John Gillett retired in 1884 and the firm continued as Spencer & Co until Charles also retired in 1894, after which it was renamed Spencer’s (Melksham) Ltd, moving to larger premises in about 1900 and continuing in business until the 1980s (though without any family involvement). Financial help in expanding the business while Charles was still in charge was obtained from William Isaac Palmer, one of the brothers who owned Huntley & Palmer, the biscuit manufacturers of Reading, who was a cousin of Emily Spencer.
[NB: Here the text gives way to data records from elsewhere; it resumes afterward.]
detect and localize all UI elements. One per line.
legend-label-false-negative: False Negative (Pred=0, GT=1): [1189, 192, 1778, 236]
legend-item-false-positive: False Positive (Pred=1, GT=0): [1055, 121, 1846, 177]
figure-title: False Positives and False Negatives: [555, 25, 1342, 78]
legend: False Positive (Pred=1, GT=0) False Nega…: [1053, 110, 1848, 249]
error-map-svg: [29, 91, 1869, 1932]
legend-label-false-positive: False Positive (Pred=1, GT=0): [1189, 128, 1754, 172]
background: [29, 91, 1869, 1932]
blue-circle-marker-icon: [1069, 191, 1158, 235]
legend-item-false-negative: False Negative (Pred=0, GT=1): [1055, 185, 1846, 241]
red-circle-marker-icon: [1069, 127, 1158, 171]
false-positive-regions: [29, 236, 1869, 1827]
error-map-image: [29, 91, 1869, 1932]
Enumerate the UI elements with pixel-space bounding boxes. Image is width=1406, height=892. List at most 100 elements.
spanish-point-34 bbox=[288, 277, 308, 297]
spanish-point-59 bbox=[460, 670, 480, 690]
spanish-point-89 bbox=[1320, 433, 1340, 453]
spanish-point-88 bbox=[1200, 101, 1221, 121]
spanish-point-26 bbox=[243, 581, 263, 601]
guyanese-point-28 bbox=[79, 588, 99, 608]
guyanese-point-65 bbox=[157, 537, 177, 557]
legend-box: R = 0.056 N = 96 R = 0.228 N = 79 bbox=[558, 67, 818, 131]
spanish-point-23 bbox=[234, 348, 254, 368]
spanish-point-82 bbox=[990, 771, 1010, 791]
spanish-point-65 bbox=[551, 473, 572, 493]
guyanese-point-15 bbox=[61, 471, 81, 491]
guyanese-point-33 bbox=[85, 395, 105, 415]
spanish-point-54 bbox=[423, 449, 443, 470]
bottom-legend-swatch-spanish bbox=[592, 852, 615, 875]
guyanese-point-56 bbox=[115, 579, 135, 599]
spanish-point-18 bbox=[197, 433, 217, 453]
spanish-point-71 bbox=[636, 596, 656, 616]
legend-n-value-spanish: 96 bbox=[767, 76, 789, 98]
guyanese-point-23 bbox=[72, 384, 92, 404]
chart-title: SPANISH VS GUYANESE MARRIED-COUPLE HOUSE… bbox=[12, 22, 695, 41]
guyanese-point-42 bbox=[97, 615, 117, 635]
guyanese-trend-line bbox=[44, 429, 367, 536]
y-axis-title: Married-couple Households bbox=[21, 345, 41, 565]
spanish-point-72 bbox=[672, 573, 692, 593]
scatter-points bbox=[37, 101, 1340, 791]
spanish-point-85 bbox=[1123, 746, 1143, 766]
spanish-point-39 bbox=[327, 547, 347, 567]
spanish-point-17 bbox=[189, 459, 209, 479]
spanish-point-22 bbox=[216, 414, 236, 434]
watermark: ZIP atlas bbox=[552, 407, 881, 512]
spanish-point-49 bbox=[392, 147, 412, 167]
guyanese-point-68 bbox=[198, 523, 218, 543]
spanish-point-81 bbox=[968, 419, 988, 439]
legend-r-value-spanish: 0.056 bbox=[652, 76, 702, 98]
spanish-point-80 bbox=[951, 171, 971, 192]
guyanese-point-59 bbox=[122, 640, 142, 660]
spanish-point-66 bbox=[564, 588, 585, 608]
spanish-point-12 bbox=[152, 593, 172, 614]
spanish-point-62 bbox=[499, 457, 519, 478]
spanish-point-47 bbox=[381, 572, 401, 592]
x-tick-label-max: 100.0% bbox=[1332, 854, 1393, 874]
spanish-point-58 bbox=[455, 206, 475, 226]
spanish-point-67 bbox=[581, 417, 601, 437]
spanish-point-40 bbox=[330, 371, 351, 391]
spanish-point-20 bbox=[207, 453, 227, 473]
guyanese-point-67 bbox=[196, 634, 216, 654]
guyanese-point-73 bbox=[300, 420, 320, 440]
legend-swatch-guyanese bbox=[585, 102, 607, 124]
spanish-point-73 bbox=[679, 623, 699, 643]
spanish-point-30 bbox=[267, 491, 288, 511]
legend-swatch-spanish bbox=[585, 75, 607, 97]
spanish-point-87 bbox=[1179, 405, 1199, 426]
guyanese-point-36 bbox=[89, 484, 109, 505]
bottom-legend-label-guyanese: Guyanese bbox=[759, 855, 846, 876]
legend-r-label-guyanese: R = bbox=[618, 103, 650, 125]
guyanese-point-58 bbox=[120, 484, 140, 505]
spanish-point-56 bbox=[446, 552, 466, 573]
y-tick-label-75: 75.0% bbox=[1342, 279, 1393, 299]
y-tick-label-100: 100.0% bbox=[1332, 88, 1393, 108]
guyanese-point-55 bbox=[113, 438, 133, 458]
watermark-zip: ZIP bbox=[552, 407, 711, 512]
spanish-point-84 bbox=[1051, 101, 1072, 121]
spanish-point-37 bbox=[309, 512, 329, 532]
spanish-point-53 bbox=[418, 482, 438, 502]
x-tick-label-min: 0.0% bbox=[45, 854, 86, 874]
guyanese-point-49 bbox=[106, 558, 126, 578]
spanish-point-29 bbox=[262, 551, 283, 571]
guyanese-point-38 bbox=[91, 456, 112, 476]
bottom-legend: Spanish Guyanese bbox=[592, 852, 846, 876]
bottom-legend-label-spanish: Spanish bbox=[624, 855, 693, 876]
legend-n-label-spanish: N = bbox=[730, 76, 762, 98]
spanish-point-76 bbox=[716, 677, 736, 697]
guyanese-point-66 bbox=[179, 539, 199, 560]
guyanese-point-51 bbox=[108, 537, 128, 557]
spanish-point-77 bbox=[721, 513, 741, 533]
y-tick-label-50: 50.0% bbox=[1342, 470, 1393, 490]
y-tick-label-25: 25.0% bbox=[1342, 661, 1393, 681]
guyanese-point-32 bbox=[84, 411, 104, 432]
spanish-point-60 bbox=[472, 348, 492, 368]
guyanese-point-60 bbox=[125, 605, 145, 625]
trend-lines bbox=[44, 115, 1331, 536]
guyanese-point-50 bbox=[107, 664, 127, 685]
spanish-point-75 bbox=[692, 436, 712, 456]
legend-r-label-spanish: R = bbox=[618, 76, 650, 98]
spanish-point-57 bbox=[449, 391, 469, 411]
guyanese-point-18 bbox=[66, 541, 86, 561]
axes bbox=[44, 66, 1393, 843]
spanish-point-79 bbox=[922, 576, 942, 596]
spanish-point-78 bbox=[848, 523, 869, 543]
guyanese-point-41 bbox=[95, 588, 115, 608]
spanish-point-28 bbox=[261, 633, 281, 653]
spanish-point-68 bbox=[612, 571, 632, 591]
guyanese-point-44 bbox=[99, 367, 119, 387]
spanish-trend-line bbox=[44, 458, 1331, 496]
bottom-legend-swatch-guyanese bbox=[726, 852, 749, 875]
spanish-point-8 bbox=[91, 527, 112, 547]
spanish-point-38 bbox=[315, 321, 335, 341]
Wilmot Spencer also became a mechanical engineer and for a few years in the early 1890s worked at Spencer & Co. in Melksham, as well as with other firms as far afield as Blackburn in Lancashire and Cowes in the Isle of Wight. By 1904, when he married Daisy Graham, he was working for the Crosby Steam Gage [sic] and Valve Co. in Victoria Street, London. They were an American firm based in Boston, Massachusetts, which made parts for boilers. Being an engineer he was in a reserved occupation during the First World War and, like other workers involved in the production of munitions and other supplies for the war effort, he was given a badge to protect him from accusations of cowardice. In the 1920s he joined another American company, Liptak Furnace Arches Ltd, also in Victoria Street and in the same line of business, retiring as managing director in 1937. He and Daisy had three children: Dorothy, who emigrated to Canada in 1936; Basil, who joined his father at Liptak; and Mary, known as Mollie, who was my mother.
In retirement Wilmot and Daisy moved to Bexhill, where Mollie met my father after the war, and following Daisy’s early death, Wilmot eventually come to live with my parents, my sister and me for a couple of years before he died in 1956.